Through conversations with players and community leaders, Celtics United identified six pillars to focus on when it was formed in the aftermath of George Floyd’s murder. One of the pillars is equity in healthcare.

Celtics senior vice president of ticket sales Mackenzie Henderson is a co-lead on the Celtics United equity in healthcare committee. She said those conversations led the committee to focus on access to health care.

“It’s where they access it,” Henderson said. “It’s how they access it, and then to get even more specific, we zeroed in on black and brown maternal health because the statistics would take your breath away. Black women in Massachusetts are nearly twice as likely to die from pregnancy-related causes than white women. In Boston alone, Black infant mortality is four times that of white infants.”

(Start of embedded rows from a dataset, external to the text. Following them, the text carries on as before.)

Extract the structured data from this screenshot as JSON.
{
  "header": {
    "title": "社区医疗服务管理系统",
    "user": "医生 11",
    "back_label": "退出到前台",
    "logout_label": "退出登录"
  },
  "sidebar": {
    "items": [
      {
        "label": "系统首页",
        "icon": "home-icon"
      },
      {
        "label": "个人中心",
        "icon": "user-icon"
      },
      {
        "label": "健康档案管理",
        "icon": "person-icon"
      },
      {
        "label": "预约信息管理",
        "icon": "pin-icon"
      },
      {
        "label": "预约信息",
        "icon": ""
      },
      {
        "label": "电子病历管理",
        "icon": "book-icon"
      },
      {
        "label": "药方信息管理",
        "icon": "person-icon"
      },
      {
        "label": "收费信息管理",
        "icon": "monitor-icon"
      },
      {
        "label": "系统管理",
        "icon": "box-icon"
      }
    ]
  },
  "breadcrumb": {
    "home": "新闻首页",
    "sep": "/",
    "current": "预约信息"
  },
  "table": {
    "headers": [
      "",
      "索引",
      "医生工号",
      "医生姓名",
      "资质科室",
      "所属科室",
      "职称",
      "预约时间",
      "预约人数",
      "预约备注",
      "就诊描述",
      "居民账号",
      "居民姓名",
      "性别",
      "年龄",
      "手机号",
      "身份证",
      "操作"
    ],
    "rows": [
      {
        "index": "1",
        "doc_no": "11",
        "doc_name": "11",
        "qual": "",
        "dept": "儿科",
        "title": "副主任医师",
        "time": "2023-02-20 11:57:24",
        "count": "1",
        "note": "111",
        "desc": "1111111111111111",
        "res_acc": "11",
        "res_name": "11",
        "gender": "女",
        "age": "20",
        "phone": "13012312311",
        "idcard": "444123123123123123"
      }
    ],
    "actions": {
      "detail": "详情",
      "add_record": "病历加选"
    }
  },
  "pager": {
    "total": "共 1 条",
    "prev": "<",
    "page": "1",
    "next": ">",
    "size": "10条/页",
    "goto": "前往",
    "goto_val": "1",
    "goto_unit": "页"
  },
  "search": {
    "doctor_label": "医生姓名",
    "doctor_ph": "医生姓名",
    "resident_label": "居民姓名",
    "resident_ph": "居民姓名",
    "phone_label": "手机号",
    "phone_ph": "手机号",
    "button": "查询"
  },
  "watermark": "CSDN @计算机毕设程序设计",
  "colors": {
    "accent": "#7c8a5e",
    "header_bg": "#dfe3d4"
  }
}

According to the Celtics, the mobile care unit will be fully funded for three years and will provide up to 2,100 patient visits a year.

There will be a nurse practitioner and a certified nurse midwife on board the unit so that the child and mother can be seen at the same time.

“And this is important too,” Nass said. “Because what happens in traditional models of care there’s a lot of fragmentation. The baby gets seen in pediatrics, the mom gets seen in obstetrics. That’s multiple trips to the hospital. In this model, they’re seen together and there’s good communication.”

There was a ribbon-cutting ceremony for the mobile unit on Jan. 18. Derrick White and Grant Williams were there to celebrate and interact with patients.

“The Shamrock Foundation has been a fabulous partner in this,” Nass said. “They get it. They’re not healthcare providers, but they’ve listened to the experience and expertise of healthcare providers and they’re just totally on board. The show of support has been incredible.”